I have a TensorFlow vector that only contains 1s and 0s, like a = [0, 0, 0, 1, 0, 1], and conditional on the value of a, I want to draw new random values 0 or 1. If the value of a is 1, I want to draw a new value but if the value of a is 0 I want to leave it alone. So I've tried this:
import tensorflow as tf
import tensorflow_probability as tfp
tfd = tfp.distributions
# random draw of zeros and ones
a = tfd.Binomial(total_count = 1.0, probs = 0.5).sample(6)
which gives me <tf.Tensor: shape=(6,), dtype=float32, numpy=array([0., 0., 0., 1., 0., 1.], dtype=float32)> then if I redraw
# redraw with a different probability if value is 1. in the original draw
b = tf.where(a == 1.0, tfd.Binomial(total_count = 1., probs = 0.5).sample(1), a)
I would expect tf.where to give me a new vector b that has, on average, half of the 1s become 0s but instead it either returns a copy of a or a vector of all 0s. Example output would be one of b = [0, 0, 0, 0, 0, 0], b = [0, 0, 0, 0, 0, 1], b = [0, 0, 0, 1, 0, 0], or b = [0, 0, 0, 1, 0, 1] . I could of course just use b = tfd.Binomial(total_count = 1.0, probs = 0.25).sample(6) but in my particular case the order of the original vector matters.
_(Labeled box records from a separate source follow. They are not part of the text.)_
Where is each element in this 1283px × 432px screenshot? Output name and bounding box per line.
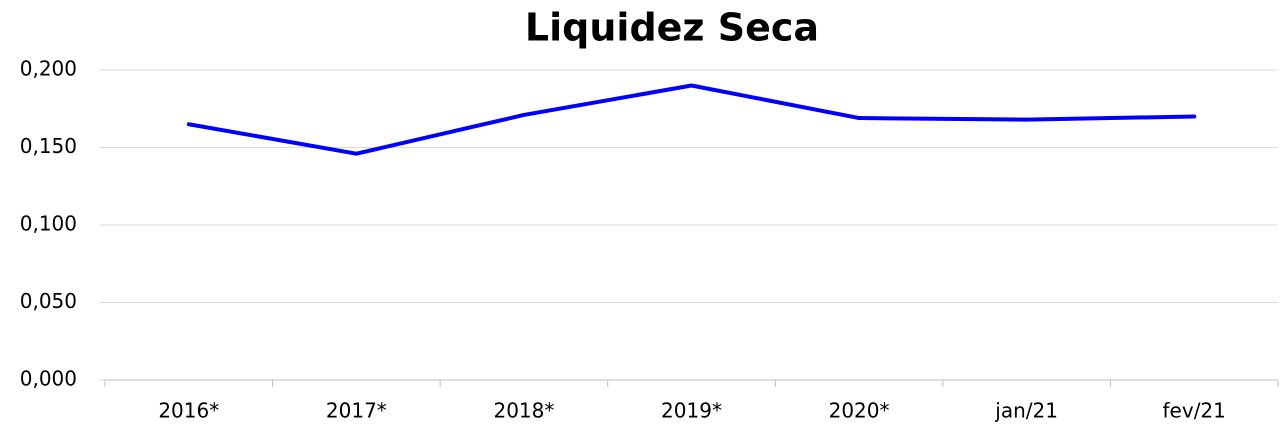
x-tick-label: fev/21 (1163, 399, 1226, 423)
line-series (186, 83, 1197, 156)
y-tick-label: 0,100 (20, 212, 77, 236)
x-tick-label: 2017* (326, 399, 387, 423)
x-tick-label: 2019* (661, 399, 722, 423)
x-tick-label: 2018* (493, 399, 554, 423)
y-tick-label: 0,150 (20, 134, 77, 158)
x-tick-label: 2016* (158, 399, 219, 423)
x-tick-label: 2020* (829, 399, 890, 423)
chart-title: Liquidez Seca (525, 6, 819, 50)
y-tick-label: 0,000 (20, 367, 77, 391)
x-tick-label: jan/21 (994, 399, 1058, 423)
y-tick-label: 0,050 (20, 289, 77, 313)
y-tick-label: 0,200 (20, 57, 77, 81)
A more general situation might use a different distribution so that bit-wise operations can't be easily used. For example
# random draw of normals
a = tfd.Normal(loc = 0., scale = 1.).sample(6)
# redraw with a different scale if value is greater than zero in the original draw
b = tf.where(a > 0, tfd.Normal(loc = 0., scale = 2.).sample(1), a)
APPROACH 1:
Not tested, but I think the middle param should be a tensor that matches the original one. E.g. 6 elements:
First, make a second random sequence, of same length:
a2 = tfd.Binomial(total_count = 1.0, probs = 0.5).sample(6)
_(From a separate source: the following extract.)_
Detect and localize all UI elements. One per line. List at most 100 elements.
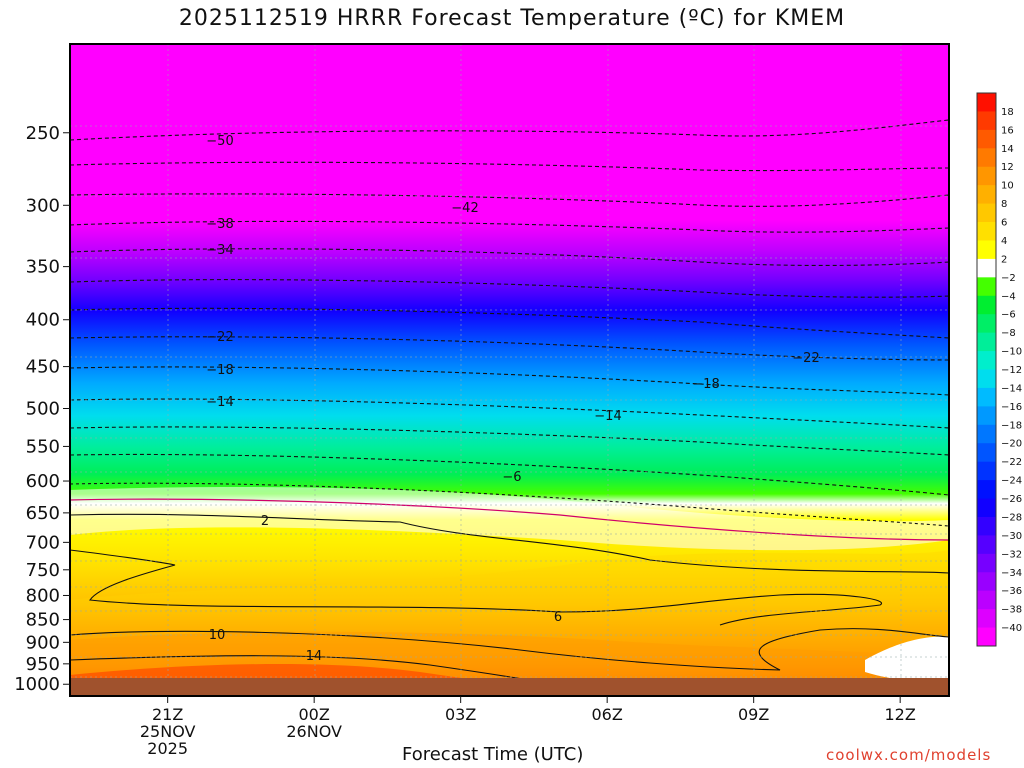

NOTE: If you need a different probability, you simply use that probability when creating a2.
prob = 0.3
a2 = tfd.Binomial(total_count = 1.0, probs = prob).sample(6)
Then:
b = tf.where(a == 1.0, a2, a)
Explanation:
The values in a2 are irrelevant where a is 0, and are "prob" on average where a is 1.
APPROACH 2:
If that doesn't work, then first param needs to be mapped to a tensor of [true, false, ..]:
def pos(n):
return n > 0
cond = list(map(pos,a)) # I don't have TensorFlow handy; may need to replace `list` with appropriate function to create a Tensor.
b = tf.where(cond, a2, 0.0)
APPROACH 3:
Tested. Doesn't use tf.where.
First, make a second random sequence, of same length:
a2 = tfd.Binomial(total_count = 1.0, probs = prob).sample(6)
Then combine the two, "bitwise-and"ing corresponding elements:
def and2(a, b):
return (a & b)
b = list(map(and2, a, a2))
NOTE: could alternatively use any other function to combine the two corresponding elements.
Example data:
a = [0,0,1,1]
a2 = [0,1,0,1]
Result:
b = [0,0,0,1]
Explanation:
The values in a2 are irrelevant where a is 0, and are "prob" on average where a is 1.